I do know that your tenure as a professional helper will be cut short if you overestimate and overpromise the ability of a family or your system to achieve their goals. In the case of a family, your misjudgment can be perilous for children. Similarly, inflating the capacity of a system reinforces the perception that we are the “beleaguered child welfare agency” the public loves to hate and mistrust.
The formula for sustaining our reach, enhancing our credibility and actually moving the needle on safety and well-being is to name and describe the space between the aspirational and the possible, the virtuous and practical, the panorama and narrowly focused.
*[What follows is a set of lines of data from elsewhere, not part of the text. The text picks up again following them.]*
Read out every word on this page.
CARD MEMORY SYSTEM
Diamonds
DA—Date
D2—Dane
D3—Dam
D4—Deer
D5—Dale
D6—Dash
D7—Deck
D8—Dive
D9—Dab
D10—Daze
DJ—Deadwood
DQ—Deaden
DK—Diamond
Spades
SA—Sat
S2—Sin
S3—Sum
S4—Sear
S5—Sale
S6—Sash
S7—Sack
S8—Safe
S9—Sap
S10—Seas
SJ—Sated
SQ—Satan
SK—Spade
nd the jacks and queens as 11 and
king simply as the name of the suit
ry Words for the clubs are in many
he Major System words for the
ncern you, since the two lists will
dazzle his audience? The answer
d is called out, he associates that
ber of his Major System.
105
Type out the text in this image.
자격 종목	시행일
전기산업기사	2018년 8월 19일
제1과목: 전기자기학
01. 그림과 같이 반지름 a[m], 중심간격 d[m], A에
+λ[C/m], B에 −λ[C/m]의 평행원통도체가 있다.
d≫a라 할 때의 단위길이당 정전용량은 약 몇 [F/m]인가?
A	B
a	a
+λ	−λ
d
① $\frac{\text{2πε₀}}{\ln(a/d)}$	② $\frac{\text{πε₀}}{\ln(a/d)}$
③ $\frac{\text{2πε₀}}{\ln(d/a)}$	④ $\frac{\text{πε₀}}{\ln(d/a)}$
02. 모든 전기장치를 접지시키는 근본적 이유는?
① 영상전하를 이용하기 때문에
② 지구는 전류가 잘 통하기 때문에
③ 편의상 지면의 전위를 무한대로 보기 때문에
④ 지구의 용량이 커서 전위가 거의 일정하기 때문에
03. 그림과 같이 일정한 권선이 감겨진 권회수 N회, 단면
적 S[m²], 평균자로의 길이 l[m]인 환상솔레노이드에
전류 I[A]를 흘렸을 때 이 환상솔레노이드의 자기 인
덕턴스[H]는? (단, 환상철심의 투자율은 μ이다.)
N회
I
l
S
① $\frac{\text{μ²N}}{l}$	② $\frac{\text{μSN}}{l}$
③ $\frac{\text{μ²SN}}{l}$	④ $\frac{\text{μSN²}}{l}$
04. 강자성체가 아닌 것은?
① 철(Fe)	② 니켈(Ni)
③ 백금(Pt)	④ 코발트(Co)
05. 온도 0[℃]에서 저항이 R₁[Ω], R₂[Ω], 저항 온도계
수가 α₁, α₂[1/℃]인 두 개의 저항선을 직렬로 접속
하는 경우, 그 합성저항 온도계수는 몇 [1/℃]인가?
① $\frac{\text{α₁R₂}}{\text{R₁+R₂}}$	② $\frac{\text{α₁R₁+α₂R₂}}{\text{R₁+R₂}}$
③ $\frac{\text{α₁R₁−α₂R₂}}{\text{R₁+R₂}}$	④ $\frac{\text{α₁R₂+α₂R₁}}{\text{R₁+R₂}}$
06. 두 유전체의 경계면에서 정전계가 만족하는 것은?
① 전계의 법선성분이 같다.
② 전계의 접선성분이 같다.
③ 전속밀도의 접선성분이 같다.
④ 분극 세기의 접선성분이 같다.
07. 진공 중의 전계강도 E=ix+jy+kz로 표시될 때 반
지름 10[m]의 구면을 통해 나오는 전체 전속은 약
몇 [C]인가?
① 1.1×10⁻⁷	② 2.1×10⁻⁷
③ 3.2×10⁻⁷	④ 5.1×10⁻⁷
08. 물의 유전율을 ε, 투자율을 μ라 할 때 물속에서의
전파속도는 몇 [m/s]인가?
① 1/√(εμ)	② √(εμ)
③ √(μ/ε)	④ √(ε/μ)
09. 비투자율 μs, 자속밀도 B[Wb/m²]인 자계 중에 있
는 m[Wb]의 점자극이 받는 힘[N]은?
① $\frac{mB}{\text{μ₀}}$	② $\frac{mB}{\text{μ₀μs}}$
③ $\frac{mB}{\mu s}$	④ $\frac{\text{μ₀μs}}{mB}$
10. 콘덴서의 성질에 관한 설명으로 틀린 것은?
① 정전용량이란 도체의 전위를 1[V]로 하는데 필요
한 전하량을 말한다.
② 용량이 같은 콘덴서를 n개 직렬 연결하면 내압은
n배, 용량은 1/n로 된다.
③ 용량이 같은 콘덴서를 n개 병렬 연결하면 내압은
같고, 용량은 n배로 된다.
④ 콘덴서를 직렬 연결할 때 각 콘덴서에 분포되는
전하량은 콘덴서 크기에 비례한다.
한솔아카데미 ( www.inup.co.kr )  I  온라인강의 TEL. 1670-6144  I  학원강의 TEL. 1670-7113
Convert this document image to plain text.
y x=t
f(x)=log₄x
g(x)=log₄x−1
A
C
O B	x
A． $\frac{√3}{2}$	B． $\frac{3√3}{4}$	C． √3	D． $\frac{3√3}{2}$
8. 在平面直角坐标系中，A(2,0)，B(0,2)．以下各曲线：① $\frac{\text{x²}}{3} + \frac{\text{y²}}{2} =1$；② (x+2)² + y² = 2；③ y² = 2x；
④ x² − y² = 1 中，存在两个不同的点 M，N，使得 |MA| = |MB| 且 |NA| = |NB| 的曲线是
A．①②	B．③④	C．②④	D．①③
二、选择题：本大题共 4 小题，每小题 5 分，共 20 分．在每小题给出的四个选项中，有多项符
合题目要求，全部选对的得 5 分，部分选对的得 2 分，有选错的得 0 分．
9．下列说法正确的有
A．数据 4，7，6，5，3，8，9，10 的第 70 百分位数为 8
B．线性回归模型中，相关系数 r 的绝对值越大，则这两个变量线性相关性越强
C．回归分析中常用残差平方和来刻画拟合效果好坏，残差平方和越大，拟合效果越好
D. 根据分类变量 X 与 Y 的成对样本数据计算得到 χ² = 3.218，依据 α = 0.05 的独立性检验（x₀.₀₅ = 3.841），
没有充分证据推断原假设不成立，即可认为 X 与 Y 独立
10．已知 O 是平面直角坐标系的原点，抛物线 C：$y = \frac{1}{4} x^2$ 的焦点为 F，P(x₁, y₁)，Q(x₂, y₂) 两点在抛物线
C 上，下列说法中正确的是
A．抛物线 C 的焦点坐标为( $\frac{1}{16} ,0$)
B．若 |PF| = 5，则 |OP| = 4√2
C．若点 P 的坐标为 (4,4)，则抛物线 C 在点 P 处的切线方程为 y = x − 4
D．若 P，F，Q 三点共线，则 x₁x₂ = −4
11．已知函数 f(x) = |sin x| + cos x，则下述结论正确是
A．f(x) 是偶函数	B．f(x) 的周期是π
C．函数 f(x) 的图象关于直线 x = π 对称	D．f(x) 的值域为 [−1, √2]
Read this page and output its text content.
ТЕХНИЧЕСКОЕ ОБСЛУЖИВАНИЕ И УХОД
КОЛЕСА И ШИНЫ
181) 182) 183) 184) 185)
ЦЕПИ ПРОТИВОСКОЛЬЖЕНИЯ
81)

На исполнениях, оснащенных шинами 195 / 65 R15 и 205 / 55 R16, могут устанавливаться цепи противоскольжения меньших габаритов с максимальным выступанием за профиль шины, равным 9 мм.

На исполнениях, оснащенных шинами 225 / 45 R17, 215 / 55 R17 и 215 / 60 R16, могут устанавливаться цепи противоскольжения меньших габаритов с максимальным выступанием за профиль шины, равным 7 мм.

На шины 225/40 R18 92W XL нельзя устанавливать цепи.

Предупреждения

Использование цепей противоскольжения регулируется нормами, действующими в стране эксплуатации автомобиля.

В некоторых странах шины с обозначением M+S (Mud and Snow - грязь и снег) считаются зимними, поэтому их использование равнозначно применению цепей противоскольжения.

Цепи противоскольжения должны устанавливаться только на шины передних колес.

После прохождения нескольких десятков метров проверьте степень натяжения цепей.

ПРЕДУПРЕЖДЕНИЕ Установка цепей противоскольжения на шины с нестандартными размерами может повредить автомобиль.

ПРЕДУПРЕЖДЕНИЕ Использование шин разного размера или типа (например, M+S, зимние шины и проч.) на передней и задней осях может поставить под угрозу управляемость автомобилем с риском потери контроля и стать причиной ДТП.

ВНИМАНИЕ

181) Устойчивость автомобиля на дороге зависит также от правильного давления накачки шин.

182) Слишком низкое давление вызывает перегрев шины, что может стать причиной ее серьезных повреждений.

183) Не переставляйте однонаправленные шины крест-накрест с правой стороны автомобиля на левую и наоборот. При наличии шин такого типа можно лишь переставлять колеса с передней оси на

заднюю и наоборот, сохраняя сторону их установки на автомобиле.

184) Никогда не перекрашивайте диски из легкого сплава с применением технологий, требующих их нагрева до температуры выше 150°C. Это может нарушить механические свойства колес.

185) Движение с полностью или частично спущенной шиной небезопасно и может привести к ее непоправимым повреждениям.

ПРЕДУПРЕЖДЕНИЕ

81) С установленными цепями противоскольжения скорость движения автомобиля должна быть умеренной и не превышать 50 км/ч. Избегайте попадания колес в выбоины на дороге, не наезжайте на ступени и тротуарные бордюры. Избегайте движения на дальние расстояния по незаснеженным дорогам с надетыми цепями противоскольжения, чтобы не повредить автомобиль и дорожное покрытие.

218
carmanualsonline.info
This is where we find ourselves currently with the conversation regarding the future of child welfare. Spoiler alert – I’m not of the mind that we are in need of a “go big or go home” stance But we do need a well conceived and just consensus on what this system should and should not do, and how to include the voice of communities.
Child welfare legislation and policy is historically pockmarked with overwrought ideas. Those ideas were big, but not in a way that allowed us to get out of our own way. For example, how long have we discussed the idea of primary prevention and family support without having a firm policy agenda or funding stream?
For the most part, we have maintained a system that attended to families who were already desperate and in crisis, or who were disproportionately impacted because of race and class. And this could very well happen again if we are too vague on the details.